A record crowd of nearly 800 turned out for the May 28 event, which more than lived up to its billing. As promised, the colloquy featured the commencement honorandsPeter Orszag, director of the White House Office of Management and Budget; Robert Langer, the David H. Koch Institute Professor at the Massachusetts Institute of Technology; Neil deGrasse Tyson, director of the Hayden Planetarium; and Harold Varmus, M.D., co-recipient of the Nobel Prize in Physiology or Medicine and their views on “Re-Igniting the Innovation Economy: Science and Technology.”
But President Shirley Ann Jackson also steered the conversation over more varied terrain, covering topics as diverse as healthcare reform, the Gulf oil spill, and each panelist’s path to discovery. As a result, the audience was treated to a rare glimpse into the passions and thought processes of some of the nation’s leading pioneers and public servants.

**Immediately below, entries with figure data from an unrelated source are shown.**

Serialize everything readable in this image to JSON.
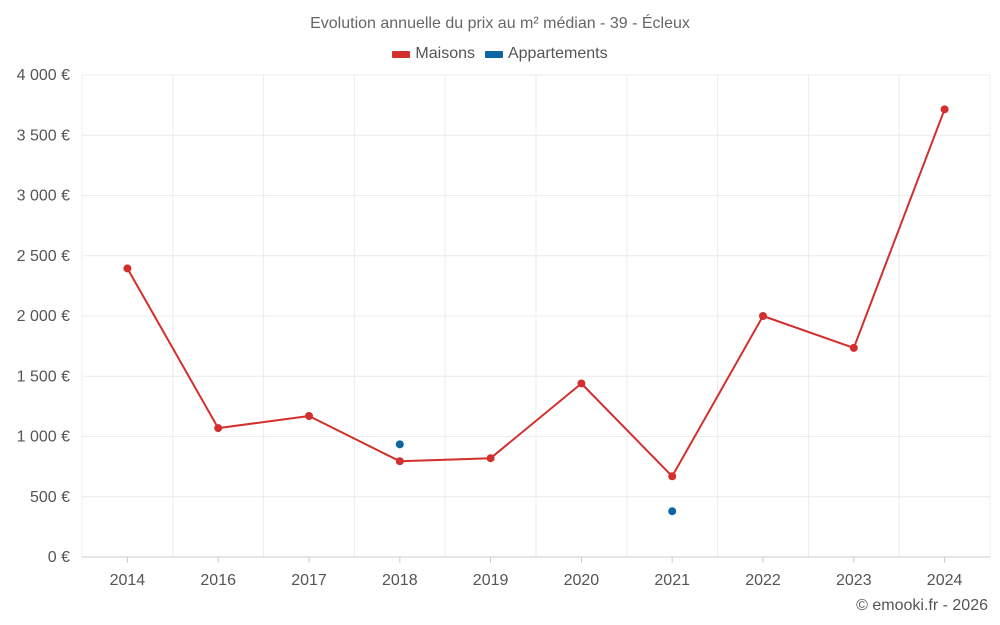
{
  "title": "Evolution annuelle du prix au m² médian - 39 - Écleux",
  "footer": "© emooki.fr - 2026",
  "colors": {
    "maisons": "#d32f2f",
    "appartements": "#0b66a3",
    "grid": "#ececec",
    "axis": "#cccccc"
  },
  "chart_data": {
    "type": "line",
    "title": "Evolution annuelle du prix au m² médian - 39 - Écleux",
    "xlabel": "",
    "ylabel": "",
    "categories": [
      "2014",
      "2016",
      "2017",
      "2018",
      "2019",
      "2020",
      "2021",
      "2022",
      "2023",
      "2024"
    ],
    "y_ticks": [
      "0 €",
      "500 €",
      "1 000 €",
      "1 500 €",
      "2 000 €",
      "2 500 €",
      "3 000 €",
      "3 500 €",
      "4 000 €"
    ],
    "ylim": [
      0,
      4000
    ],
    "grid": true,
    "legend_position": "top-center",
    "series": [
      {
        "name": "Maisons",
        "color": "#d32f2f",
        "line": true,
        "values": [
          2395,
          1070,
          1170,
          795,
          820,
          1440,
          670,
          2000,
          1735,
          3715
        ]
      },
      {
        "name": "Appartements",
        "color": "#0b66a3",
        "line": false,
        "values": [
          null,
          null,
          null,
          935,
          null,
          null,
          380,
          null,
          null,
          null
        ]
      }
    ]
  }
}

President Jackson introduced the honorands to the audience at the Curtis R. Priem Experimental Media and Performing Arts Center and set the stage for a discussion marked by spirited, yet good-natured exchanges.
“We are at a crossroads where decisions and investments that we make today must lay the foundation for global economic strength and leadership,” she said. She noted the unique role each honorand has played in “helping to advance us to where we are today as a society,” and emphasized the need to identify ways to remove barriers and create new opportunities to “power our economy and, importantly, uplift society as a whole.”
Tyson, a recipient of the NASA Distinguished Public Service Medal and champion of increased science literacy for the general public, spoke about the need to attract students to the sciences by offering “the grandest vision you can lay in front of them.” As an example, he cited NASA’s mission to advance the space frontier.
“When you know we’re advancing a space frontier, it changes the zeitgeist of your culture, and you start dreaming about tomorrow … about how different things could be based on the discoveries that are unfolding,” Tyson said.
Although they hail from different disciplines, the honorands agreed that breakthroughs whether in economics policy or in cancer researchtypically are the result of collaboration and cross-pollination.
Orszag, the youngest member of President Obama’s cabinet, pointed to the realization that the “pure math” approach to economics was “not the most insightful perspective. ... It needed to be combined with psychology and sociology in this new field of behavioral economics, where there have been major advances in understanding and application of public policy,” he said.
Varmus, who received the Nobel Prize in 1989 for his pioneering studies of the genetic basis of cancer, radiated enthusiasm as he spoke of the progress since then in cancer research the genetic understanding that has given rise to more effective treatments. “In at least some cases, we can give a drug to a person for a lifetime,” Varmus said.
At the same time, he acknowledged the challenges of balancing investment in research with the need to contain healthcare costs. Turning to Orszag, Varmus said, “We’ll work with the OMB and the economists and Medicare providers to try to figure out how to pay for all this, but when you can really save lives, you’ve got to do the research that brings you there.”
Langer also appealed for continued public and private investment in research. A prolific inventor and the most cited engineer in history, Langer said that investing in basic research “is one of the most important things that the government can do.” He credited universities and start-up companies with translating research breakthroughs from the laboratory to the marketplace.
The discussion underscored the promise of science and technology and the challenge of realizing that promise in light of current economic, ethical, and social issues. Orszag expressed concerns about an “explosion in the differential in life expectancy in the United States by socioeconomic status.” He warned of increased social tension in the future “if diseases are solved for a small subset of the population and not others.”
Jackson took the issue a step further, stressing its global impact. “That differential also exists between a society like ours that is basically a wealthy one and the developing world,” she said.
“Science is done in one language, by people who have common points of view. It has, in general, been a unifier,” Varmus said. He noted recent trips, by science envoys to the Middle East, North Africa, and Indonesia, saying, “This is an important thing for all of us to be thinking about as a way to harmonize the world through science and technology.”
The Colloquy was recorded and can be viewed at www.rpi.edu/about/colloquy/2010/index.html.